Утром, в начале восьмого, слышу какие-то вопли на улице. Выхожу на открытый балкон, - ничего не видно, кроны деревьев закрывают большую часть двора. Однако, прислушавшись, понимаю, что на скамеечках в центре двора сидят местные синяки и похмеляются с утра пораньше. Но, видно, нынче к ним присоединился кто-то новенький, вот он-то и орёт, что есть сил: «Вот же ж, б…, козлина позорная! Ему все, - «гений», «гений», а он кто есть? – обрубок, карлик, мудачок корсиканский! Что ж ты бросил своих солдат в России, паскуда е…чая?!.»

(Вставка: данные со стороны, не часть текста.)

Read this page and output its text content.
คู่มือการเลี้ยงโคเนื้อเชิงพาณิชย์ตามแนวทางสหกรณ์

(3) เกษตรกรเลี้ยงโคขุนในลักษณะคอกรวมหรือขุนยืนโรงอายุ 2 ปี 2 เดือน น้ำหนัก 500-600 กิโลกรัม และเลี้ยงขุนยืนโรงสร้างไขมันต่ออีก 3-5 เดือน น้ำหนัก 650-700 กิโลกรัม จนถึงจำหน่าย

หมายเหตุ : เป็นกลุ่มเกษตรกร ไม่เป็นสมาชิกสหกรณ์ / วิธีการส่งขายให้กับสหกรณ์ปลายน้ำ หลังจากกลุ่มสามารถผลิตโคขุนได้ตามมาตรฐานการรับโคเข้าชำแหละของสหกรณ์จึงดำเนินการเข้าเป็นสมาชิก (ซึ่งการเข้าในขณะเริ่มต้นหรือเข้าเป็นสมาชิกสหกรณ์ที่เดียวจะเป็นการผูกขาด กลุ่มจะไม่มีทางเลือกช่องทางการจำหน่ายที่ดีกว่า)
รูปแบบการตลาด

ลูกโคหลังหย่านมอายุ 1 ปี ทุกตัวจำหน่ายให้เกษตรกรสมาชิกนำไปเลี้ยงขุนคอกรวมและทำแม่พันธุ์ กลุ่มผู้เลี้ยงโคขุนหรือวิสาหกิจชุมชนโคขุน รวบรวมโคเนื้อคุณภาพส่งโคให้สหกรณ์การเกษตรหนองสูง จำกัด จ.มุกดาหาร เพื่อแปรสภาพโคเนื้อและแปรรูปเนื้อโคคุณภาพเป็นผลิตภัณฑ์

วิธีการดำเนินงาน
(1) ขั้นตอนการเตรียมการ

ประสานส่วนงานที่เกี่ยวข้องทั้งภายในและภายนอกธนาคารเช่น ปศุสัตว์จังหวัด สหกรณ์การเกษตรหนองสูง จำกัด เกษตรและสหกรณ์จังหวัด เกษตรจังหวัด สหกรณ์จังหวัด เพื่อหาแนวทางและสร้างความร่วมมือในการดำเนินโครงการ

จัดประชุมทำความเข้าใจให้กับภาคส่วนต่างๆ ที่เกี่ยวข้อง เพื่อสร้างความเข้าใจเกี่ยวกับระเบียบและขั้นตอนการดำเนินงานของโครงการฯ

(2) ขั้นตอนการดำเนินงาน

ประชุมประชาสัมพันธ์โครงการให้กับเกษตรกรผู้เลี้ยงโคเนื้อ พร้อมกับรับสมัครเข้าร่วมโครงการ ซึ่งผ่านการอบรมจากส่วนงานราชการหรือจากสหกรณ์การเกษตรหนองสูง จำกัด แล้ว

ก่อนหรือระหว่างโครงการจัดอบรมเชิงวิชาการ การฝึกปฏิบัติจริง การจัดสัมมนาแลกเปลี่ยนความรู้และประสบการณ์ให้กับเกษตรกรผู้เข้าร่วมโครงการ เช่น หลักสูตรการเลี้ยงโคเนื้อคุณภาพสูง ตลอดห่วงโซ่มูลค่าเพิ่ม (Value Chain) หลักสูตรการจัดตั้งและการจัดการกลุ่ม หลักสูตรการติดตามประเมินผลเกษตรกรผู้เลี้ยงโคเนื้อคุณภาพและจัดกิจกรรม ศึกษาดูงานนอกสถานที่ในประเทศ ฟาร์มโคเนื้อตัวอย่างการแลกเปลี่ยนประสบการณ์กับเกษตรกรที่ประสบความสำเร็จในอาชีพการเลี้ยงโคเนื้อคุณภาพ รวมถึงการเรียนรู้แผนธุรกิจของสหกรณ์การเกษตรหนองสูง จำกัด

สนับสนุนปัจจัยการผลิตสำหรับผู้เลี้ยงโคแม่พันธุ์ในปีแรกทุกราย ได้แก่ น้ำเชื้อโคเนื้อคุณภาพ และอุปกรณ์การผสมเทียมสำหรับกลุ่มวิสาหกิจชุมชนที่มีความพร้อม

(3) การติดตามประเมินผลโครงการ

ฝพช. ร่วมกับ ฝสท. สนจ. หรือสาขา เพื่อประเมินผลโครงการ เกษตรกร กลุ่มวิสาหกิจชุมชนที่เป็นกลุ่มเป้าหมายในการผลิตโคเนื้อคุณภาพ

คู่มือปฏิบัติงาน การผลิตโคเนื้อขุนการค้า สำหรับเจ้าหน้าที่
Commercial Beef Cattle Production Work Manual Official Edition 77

Это он, знать, про Наполеона. Воистину, порой священный трепет вызывают вот такие «шукшинские» эпизоды: продрать глаза, трясясь с бодуна, выскочить на улицу, найти собутыльников, жахнуть сто-двести грамм и, - про Наполеона Бонапарта рассуждать криком на всю Ивановскую…
Никакого умиления у меня это не вызывает. Но и представить себе не могу, как, скажем, где-нибудь в Мюнхене с утра пораньше пухлые бюргеры давят на троих бутылку вишнёвого шнапса и орут что-нибудь «pro» et «contra» реформ Петра I в России начала XVIII в.